Venice, 16th July 2008
The jury members have been chosen for the International Jury of the Orizzonti section in the 65th Venice Film Festival (27 August - 6 September 2008), directed by Marco Müller and organised by La Biennale di Venezia, chaired by Paolo Baratta.
The President of the International Jury for Orizzonti, the section that has for the past four years focused on the latest trends of a cinema suspended between fiction and documentary, will be Belgian film-maker and artist, Chantal Akerman, who has made some of the most challenging and hard-to-classify films of recent years, films falling midway between documentary, experimentation and video-art. Discovering and exploring new cinematic terrain on the border between reality and fiction, Chantal Akerman stands out for her acute analysis of human behavior through an investigative approach with regard to apparently insignificant facts, taking realism and abstraction to their extreme consequences.

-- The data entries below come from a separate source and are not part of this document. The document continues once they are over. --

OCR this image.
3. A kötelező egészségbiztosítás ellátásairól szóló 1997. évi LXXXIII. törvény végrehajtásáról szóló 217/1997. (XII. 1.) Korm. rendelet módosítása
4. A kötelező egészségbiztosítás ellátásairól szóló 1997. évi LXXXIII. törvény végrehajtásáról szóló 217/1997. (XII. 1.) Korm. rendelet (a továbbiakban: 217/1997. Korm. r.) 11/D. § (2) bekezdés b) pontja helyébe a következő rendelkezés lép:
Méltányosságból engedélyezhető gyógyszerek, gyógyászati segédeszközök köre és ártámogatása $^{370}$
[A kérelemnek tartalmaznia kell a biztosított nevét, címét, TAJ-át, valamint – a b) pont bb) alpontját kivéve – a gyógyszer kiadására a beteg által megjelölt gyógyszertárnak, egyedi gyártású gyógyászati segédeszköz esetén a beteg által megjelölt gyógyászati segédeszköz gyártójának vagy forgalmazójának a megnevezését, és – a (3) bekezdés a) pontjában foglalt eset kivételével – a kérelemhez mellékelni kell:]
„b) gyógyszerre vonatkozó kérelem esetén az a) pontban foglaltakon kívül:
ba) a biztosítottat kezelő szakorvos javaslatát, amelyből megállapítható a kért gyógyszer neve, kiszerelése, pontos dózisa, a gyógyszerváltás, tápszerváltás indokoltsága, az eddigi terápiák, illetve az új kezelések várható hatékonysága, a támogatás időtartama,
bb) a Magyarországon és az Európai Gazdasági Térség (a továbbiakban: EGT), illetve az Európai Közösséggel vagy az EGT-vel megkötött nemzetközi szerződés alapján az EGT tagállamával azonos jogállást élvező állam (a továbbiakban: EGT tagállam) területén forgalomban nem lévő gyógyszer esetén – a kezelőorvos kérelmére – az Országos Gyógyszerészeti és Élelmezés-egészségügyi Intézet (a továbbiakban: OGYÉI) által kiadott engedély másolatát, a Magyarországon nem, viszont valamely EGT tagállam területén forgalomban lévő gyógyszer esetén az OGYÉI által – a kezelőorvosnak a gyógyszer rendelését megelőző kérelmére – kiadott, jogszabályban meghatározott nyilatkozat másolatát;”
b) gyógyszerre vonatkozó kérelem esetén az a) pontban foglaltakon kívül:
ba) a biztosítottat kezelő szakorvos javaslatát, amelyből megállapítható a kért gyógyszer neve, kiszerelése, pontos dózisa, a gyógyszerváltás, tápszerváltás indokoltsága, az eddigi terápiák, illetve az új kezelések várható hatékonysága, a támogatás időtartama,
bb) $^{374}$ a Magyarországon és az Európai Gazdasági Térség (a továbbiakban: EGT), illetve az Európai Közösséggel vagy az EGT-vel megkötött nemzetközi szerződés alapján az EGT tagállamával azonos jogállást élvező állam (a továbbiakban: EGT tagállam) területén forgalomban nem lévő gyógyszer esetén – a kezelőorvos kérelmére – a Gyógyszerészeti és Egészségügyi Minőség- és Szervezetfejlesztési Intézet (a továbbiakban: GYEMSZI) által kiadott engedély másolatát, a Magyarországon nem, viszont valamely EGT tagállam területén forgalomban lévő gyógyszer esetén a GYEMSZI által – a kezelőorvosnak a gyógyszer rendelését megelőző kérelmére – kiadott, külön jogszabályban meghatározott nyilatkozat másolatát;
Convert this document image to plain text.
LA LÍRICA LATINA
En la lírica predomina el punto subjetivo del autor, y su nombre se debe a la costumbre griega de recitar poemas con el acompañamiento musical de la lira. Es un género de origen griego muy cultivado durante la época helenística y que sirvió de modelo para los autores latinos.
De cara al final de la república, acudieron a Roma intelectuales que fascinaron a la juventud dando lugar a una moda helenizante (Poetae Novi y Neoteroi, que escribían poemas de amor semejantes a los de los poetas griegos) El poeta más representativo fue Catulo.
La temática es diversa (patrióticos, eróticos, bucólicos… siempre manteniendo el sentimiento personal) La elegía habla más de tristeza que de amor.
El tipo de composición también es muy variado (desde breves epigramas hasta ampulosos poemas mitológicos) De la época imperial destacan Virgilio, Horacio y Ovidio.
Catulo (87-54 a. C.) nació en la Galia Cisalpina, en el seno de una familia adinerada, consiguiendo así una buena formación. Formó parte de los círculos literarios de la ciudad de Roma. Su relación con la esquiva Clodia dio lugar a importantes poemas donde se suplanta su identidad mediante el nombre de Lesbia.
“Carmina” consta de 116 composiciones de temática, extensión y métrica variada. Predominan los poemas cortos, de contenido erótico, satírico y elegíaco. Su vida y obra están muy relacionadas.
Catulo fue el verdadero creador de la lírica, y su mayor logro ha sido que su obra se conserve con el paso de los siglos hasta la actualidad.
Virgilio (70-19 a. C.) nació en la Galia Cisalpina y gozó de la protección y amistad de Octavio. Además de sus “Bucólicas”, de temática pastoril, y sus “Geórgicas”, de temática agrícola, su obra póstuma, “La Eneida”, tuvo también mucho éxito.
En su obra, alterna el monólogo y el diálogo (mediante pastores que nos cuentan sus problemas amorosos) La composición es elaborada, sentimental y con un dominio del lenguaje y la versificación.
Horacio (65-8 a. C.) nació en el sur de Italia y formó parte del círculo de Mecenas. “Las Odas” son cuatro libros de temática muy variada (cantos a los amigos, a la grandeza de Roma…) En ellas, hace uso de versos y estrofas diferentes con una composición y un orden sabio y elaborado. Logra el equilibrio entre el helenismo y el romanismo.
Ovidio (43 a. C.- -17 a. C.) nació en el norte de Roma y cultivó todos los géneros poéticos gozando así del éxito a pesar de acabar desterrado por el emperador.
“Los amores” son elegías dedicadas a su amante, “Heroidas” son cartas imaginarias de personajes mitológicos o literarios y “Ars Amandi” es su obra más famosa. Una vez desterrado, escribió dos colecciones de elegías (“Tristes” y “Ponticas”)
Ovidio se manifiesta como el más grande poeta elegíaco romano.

The other members of the jury are: French film critic Nicole Brenez, one of the most authoritative in the international scene; Italian actress and documentarist Barbara Cupisti, winner this year of the David di Donatello for best documentary with Madri (presented in 2007 at the Festival in the Orizzonti section); Spanish director, Jose Luis Guerin, always interested in the experimental documentary aspects of cinema, as shown in his In the City of Sylvia (En la ciudad de Sylvia), presented last year in competition; and the young Estonian director, Veiko Õunpuu, last year’s winner of the Orizzonti prize in Venice with his debut feature film, Autumn Ball (Sügisball).
The Jury will assign the Orizzonti Prize and the Orizzonti Doc Prize from among the feature films selected for the Orizzonti section. The winning films to date in this section have been: The grand Sons (Les Petits Fils) by Ilan Duran Cohen (Orizzonti Prize 2004), Vento di Terra by Vincenzo Marra (Special Mention Orizzonti 2004), East Of Paradise by Lech Kowalski (Orizzonti Prize 2005), First on the Moon (Pervye na lune) by Aleksey Fedortchenko (Orizzonti Doc Prize 2005), Courthouse on Horseback (Mabei shang de fating) by Liu Jie (Orizzonti Prize 2006), When the Levees Broke: A Requiem in Four Acts by Spike Lee (Orizzonti Doc Prize 2006), Autumn Ball (Sügisball) by Veiko Õunpuu (Orizzonti Prize 2007), Useless (Wuyong) by Jia Zhang-ke (Orizzonti Doc Prize 2007), Death in the Land of Encantos (Kagadanan sa banwaan ning mga engkanto) by Lav Diaz (Special Mention Orizzonti 2007).
Biographical notes
Chantal Akerman – President of the Jury – (Brussels, Belgium, 1950), director and artist, has gained a reputation for an investigative eye, able to draw out the drama of existence from an acute and prolonged observation of reality. Known for her experimental style (absence of action, suspension of movement, temporal abstractions) and for her disenchanted sense of humour, she explores complex themes such as identity, sexuality, memory and politics. After attending the Jewish school, she entered the INSAS (Institut National Supérieur des Arts du Spectacle) in Brussels. Jean-Luc Godard’s Pierrot le fou (1965) was to prove a great influence on the 15-year-old Akerman, as would the films of Robert Bresson, Friedrich Wilhelm Murnau and Yasujirō Ozu, with regard to the fixed viewpoints, dilated time, sparse dialogue, empty spaces, and symmetry of composition in the image. Her first short film, Saute ma ville (1968), is a burlesque tragedy in Chaplinesque mood, in which the protagonist (Akerman herself) sets off a chain reaction after her oven explodes, causing the entire city to blow up.
In 1971, after having filmed her second short, L’enfant aimé ou je joue à être une femme mariée, she moved to New York to work with Samy Szlingerbaum. In the Big Apple, she began to frequent the Anthology Film Archives, came into contact with the New American Cinema of New York and developed an interest above all for the work of Michael Snow, Andy Warhol, Stan Brakhage and Jonas Mekas. Here she directed two further experimental shorts and her first feature film, Hotel Monterey (1972), on the vicissitudes of a squalid hotel on 94th Street.